New Blood policy for JW medical professionals?

by FreeAgent 41 Replies latest watchtower medical

  • careful

    After mentioning this to someone else, a thought came to mind, reinforced by respectful_observer's comment above. Since so may of the org's changes are motivated by legal concerns, does anyone know of a legal case that might lie behind this "under-the-radar" change? Something's got to be behind it, and as I stated above, it's doubtful that it's theology.

  • blondie

    Some changes are due to some teachings having reached the expiration date, such as 1975 and what a generation is. As 80 years after 1914 approaclhed, 1994, approached the WTS changed the generation. And then had to explain why the end was not coming as soon as expected and lengthened to time period by adding another generation. 1975 came and went and no new system, the WTS had to rewrite history, or the 7,000 year creative changed in 1987 to "thousands of years."

    The Mormons due the same thing getting direction from on high to change their doctrines.

  • waton

    If this becomes known to the personell officers in the medical institutions, particularly in the US, would that not lead to a reluctance to hire avowed or even just hanger-ons Jws?

    Imagine having spend 4 years in University and now nobody will hire you? because ambulance chasers have now another hook , "you employed a caregiver that in effect told you they would not administer the most effective treatment" ?

  • FreeAgent

    Hey all,

    Returning to this topic, did anyone ever provide a copy of the mystery letter read to the JW medical community last year? If not, it looks like we may have a crack in the case from an unexpected source, a leading JW apologist. See below for an excerpt from Rolf Furuli's new ebook. Included in his critique of the GB's general abuse of authority, he uses this recent blood policy action as an example, and refers to a letter of 15 June 2018. The section includes a partial transcript, ostensibly from that letter. Sorry about quality....

  • Finkelstein

    One thing you can see of the JWS organization is that men can openly build a framework of power around themselves just by saying we are the chosen ones (FDSL) in god's eyes or in other words are bible interpretations are correct, other men's bible interpretations from other organizations are not.

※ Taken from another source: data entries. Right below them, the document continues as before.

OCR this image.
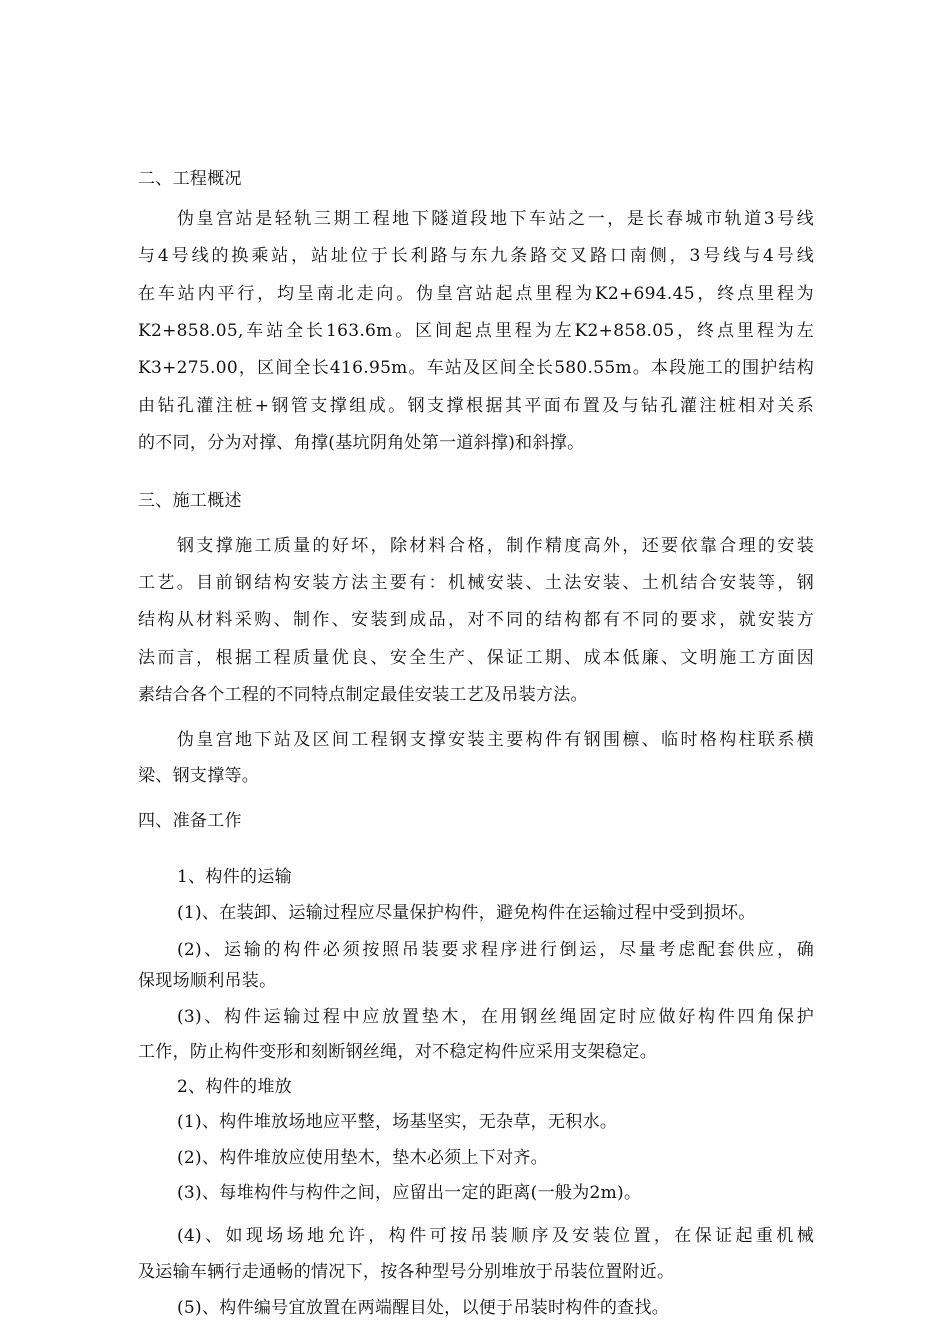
二、工程概况
伪皇宫站是轻轨三期工程地下隧道段地下车站之一，是长春城市轨道3号线
与4号线的换乘站，站址位于长利路与东九条路交叉路口南侧，3号线与4号线
在车站内平行，均呈南北走向。伪皇宫站起点里程为K2+694.45，终点里程为
K2+858.05,车站全长163.6m。区间起点里程为左K2+858.05，终点里程为左
K3+275.00，区间全长416.95m。车站及区间全长580.55m。本段施工的围护结构
由钻孔灌注桩+钢管支撑组成。钢支撑根据其平面布置及与钻孔灌注桩相对关系
的不同，分为对撑、角撑(基坑阴角处第一道斜撑)和斜撑。
三、施工概述
钢支撑施工质量的好坏，除材料合格，制作精度高外，还要依靠合理的安装
工艺。目前钢结构安装方法主要有：机械安装、土法安装、土机结合安装等，钢
结构从材料采购、制作、安装到成品，对不同的结构都有不同的要求，就安装方
法而言，根据工程质量优良、安全生产、保证工期、成本低廉、文明施工方面因
素结合各个工程的不同特点制定最佳安装工艺及吊装方法。
伪皇宫地下站及区间工程钢支撑安装主要构件有钢围檩、临时格构柱联系横
梁、钢支撑等。
四、准备工作
1、构件的运输
(1)、在装卸、运输过程应尽量保护构件，避免构件在运输过程中受到损坏。
(2)、运输的构件必须按照吊装要求程序进行倒运，尽量考虑配套供应，确
保现场顺利吊装。
(3)、构件运输过程中应放置垫木，在用钢丝绳固定时应做好构件四角保护
工作，防止构件变形和刻断钢丝绳，对不稳定构件应采用支架稳定。
2、构件的堆放
(1)、构件堆放场地应平整，场基坚实，无杂草，无积水。
(2)、构件堆放应使用垫木，垫木必须上下对齐。
(3)、每堆构件与构件之间，应留出一定的距离(一般为2m)。
(4)、如现场场地允许，构件可按吊装顺序及安装位置，在保证起重机械
及运输车辆行走通畅的情况下，按各种型号分别堆放于吊装位置附近。
(5)、构件编号宜放置在两端醒目处，以便于吊装时构件的查找。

    The Blood issue with the JWS has cost the lives of thousands, from babies to the elderly.

  • Vidiot

    It's funny...

    ...quite some time back, it looked like the Org was aiming to quietly phase out the blood prohibition (whilst going out of their way to avoid appearing as though they were phasing it out, of course).

    The world around them changed considerably from 9-11 onward, though.

    Instead, now - especially due, I'm sure, to all the increasing pressures they're currently experiencing - they've chosen to dig in their heels instead.

    This is telling, because it's absolutely what True Believers would do if/when they...

    a) ...are certain that God's got their back no matter what...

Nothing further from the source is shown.